Evidence-Based Practices Examined to Improve Child Welfare Outcomes

“Evidence-Based Practices” (EBP) is among the terms more DHS staff, providers and stakeholders will be seeing with increasing frequency as various department initiatives – especially the Child Welfare Demonstration Project (CWDP) – are rolled out in the Office of Children, Youth and Families.

While not a new concept, having been incorporated extensively in behavioral and physical health approaches to treatment, EBPs are relatively new in their application to child welfare, said Abigail Horn, Senior Advisor in the Office of Data Analysis, Research and Evaluation (DARE).

Abby is part of a working group, comprising DARE and Children, Youth and Families (CYF) administrators, that is examining EBPs for incorporation into Allegheny County’s child welfare service delivery system.  The federal government is encouraging local entities to use Evidence-Based Practices, and DHS administrators agree that providing more will improve outcomes for children and families, which is a chief goal of the CWDP.

What are Evidence-Based Practices?  

The definition of them can vary, but basically, they are interventions that have passed rigorous evaluations at multiple sites nationwide; yield measurable results; and are recognized nationally by experts. They have solidly and professionally demonstrated their effectiveness, and can be used to improve the quality of services offered by DHS.

“They are ‘brand names,’” Abby said.  That is not to say that DHS will impose EBPs on providers, she quickly added. Part of the working group’s job is to inventory the promising practices that are being implemented now by providers.  

“We recognize that there are certain practices that are in use that may be every bit as effective as nationally known evidence-based models,” Abby said.
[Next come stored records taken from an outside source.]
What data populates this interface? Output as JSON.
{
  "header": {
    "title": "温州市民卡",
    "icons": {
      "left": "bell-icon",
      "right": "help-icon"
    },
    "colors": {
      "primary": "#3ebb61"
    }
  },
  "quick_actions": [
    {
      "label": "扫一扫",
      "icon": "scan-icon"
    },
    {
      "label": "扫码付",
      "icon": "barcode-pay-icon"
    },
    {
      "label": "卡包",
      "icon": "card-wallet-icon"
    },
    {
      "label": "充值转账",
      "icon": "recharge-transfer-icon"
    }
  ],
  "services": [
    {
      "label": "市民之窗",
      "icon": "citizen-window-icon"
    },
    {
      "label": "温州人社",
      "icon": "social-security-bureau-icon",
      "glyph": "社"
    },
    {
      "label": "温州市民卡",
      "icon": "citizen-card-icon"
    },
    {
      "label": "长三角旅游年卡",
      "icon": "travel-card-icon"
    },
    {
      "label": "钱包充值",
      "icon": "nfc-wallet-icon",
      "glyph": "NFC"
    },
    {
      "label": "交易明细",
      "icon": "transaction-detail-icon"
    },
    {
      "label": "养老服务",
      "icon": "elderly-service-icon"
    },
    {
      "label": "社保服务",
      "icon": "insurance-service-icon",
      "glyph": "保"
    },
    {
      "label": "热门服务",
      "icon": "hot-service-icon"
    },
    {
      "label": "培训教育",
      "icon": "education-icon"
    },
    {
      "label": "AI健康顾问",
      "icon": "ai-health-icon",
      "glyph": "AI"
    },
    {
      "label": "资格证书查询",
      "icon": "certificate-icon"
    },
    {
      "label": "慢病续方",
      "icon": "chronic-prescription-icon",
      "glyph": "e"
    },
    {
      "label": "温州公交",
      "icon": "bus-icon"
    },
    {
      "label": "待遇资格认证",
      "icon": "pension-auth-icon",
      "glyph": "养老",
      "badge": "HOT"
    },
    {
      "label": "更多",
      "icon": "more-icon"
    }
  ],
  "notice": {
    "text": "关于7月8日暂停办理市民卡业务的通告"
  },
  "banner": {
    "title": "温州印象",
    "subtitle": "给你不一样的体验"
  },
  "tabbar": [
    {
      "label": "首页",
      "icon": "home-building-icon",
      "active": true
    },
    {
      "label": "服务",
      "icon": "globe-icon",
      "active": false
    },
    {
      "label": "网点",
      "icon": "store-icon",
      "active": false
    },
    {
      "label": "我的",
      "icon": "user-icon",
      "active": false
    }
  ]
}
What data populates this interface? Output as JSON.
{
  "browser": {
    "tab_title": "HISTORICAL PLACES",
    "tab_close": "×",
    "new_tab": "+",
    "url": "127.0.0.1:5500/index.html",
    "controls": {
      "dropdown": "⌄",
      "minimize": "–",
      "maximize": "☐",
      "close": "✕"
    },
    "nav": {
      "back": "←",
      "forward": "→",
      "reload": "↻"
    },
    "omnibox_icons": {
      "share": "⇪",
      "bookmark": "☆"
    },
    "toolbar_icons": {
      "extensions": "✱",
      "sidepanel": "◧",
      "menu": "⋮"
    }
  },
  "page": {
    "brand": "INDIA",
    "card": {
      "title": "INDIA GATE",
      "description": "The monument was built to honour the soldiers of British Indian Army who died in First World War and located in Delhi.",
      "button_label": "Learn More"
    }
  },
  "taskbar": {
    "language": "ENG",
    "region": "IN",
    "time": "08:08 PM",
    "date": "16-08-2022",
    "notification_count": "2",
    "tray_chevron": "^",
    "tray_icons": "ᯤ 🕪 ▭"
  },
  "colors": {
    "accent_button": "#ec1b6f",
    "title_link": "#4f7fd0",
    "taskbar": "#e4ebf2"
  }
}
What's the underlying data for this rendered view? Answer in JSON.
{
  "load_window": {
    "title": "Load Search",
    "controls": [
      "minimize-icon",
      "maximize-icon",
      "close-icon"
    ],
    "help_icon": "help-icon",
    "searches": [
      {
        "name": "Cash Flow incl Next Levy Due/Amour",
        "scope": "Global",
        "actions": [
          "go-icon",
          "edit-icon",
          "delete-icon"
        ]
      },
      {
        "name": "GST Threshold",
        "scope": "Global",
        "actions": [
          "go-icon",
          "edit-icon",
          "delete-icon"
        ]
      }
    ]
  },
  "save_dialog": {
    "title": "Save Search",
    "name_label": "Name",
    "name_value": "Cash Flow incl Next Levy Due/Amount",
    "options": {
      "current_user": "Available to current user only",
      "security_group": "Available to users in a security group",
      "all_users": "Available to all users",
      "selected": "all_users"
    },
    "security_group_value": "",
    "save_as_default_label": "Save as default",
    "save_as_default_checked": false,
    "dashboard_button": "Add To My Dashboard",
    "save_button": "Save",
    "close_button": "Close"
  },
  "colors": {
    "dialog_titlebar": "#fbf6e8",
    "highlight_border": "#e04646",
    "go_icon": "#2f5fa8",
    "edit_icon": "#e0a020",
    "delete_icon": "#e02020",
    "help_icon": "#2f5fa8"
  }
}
But those practices would have to be backed up with solid evidence that they produce strong outcomes. 

Currently, sometimes services for which the county is billed are not as specific as they could be, and a term such as “in-home services” does not provide enough information to track effectiveness. The EBP working group is devising an implementation plan that includes reviewing existing practices and those EBPs that Pennsylvania’s participants in the CWDP agreed would be used by all counties. The other counties participating in the CWDP are Philadelphia, Venango, Lackawanna and Dauphin.

Expansion of the requirement to use Evidence-Based Practices will continue through the fiscal year, specifically in non-placement services.

The working group is led by CYF Deputy Director Walter Smith and DARE Deputy Director Erin Dalton. Besides Abby, group members include Doug Spencer, consultant to the Conferencing and Teaming Initiative; and Michael Yonas, DARE Director of Research and Engagement.